Politique

Le tribunal administratif suspend l’interdiction du Rassemblement des Musulmans de France

- La justice administrative autorise in extremis la tenue de la 40e édition du rassemblement annuel, initialement interdite.

Ümit Dönmez, Feiza Ben Mohamed  | 03.04.2026 - Mıse À Jour : 03.04.2026
Le tribunal administratif suspend l’interdiction du Rassemblement des Musulmans de France

Ile-de-France

AA / Paris / Ümit Dönmez - Feïza Ben Mohamed

Le tribunal administratif de Paris a suspendu, vendredi, la décision d’interdire la tenue de la 40e édition du Rassemblement annuel des Musulmans de France, permettant ainsi son maintien.

La juridiction administrative a donné raison au recours des organisateurs en urgence, contestant une décision préfectorale visant à interdire le salon, a appris Anadolu auprès des organisateurs. Ils ont ainsi fait savoir que le rassemblement pourra se tenir comme prévu, saluant une décision qu’ils estiment conforme aux principes de liberté de réunion.

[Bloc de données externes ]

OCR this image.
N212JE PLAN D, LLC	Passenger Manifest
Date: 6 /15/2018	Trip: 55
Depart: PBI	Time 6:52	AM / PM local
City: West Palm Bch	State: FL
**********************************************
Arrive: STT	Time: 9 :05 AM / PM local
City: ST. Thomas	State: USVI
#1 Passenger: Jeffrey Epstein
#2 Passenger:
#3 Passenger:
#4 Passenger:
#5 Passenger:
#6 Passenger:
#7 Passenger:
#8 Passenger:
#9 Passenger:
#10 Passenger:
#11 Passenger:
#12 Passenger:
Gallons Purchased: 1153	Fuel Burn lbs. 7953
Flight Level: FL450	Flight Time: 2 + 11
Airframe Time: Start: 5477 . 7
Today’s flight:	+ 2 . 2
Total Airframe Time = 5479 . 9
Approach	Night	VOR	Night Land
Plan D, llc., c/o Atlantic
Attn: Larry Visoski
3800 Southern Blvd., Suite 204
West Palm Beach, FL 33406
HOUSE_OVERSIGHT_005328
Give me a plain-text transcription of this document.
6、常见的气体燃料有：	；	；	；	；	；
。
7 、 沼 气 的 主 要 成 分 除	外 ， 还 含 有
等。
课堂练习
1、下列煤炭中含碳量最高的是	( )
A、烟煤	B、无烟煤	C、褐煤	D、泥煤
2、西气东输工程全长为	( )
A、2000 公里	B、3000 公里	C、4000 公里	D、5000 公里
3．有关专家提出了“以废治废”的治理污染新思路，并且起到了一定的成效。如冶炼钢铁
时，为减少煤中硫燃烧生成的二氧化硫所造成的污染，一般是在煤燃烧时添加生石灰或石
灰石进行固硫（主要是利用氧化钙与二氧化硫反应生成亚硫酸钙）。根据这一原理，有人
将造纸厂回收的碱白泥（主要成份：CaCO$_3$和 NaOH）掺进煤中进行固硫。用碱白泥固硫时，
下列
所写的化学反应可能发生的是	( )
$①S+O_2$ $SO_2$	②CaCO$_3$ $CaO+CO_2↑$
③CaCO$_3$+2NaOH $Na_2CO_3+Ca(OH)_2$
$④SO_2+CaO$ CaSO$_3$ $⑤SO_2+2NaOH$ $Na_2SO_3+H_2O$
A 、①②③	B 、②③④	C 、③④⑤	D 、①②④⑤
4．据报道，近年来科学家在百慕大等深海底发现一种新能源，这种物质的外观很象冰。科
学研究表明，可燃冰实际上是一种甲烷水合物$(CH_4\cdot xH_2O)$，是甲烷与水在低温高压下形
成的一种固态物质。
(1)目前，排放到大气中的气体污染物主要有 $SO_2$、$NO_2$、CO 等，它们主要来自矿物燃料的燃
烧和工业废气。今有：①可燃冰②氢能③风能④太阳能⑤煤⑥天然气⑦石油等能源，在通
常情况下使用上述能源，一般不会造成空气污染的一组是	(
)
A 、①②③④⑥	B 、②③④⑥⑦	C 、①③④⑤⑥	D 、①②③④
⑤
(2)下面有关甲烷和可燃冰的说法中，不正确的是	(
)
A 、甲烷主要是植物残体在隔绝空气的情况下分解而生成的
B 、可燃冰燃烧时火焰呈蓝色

Les organisateurs avaient saisi la justice en référé, procédure permettant de contester rapidement une décision administrative jugée attentatoire aux libertés fondamentales. Ils considéraient que l’interdiction portait une atteinte disproportionnée à la liberté de culte et de réunion, dans un contexte marqué par des préoccupations sécuritaires avancées par les autorités.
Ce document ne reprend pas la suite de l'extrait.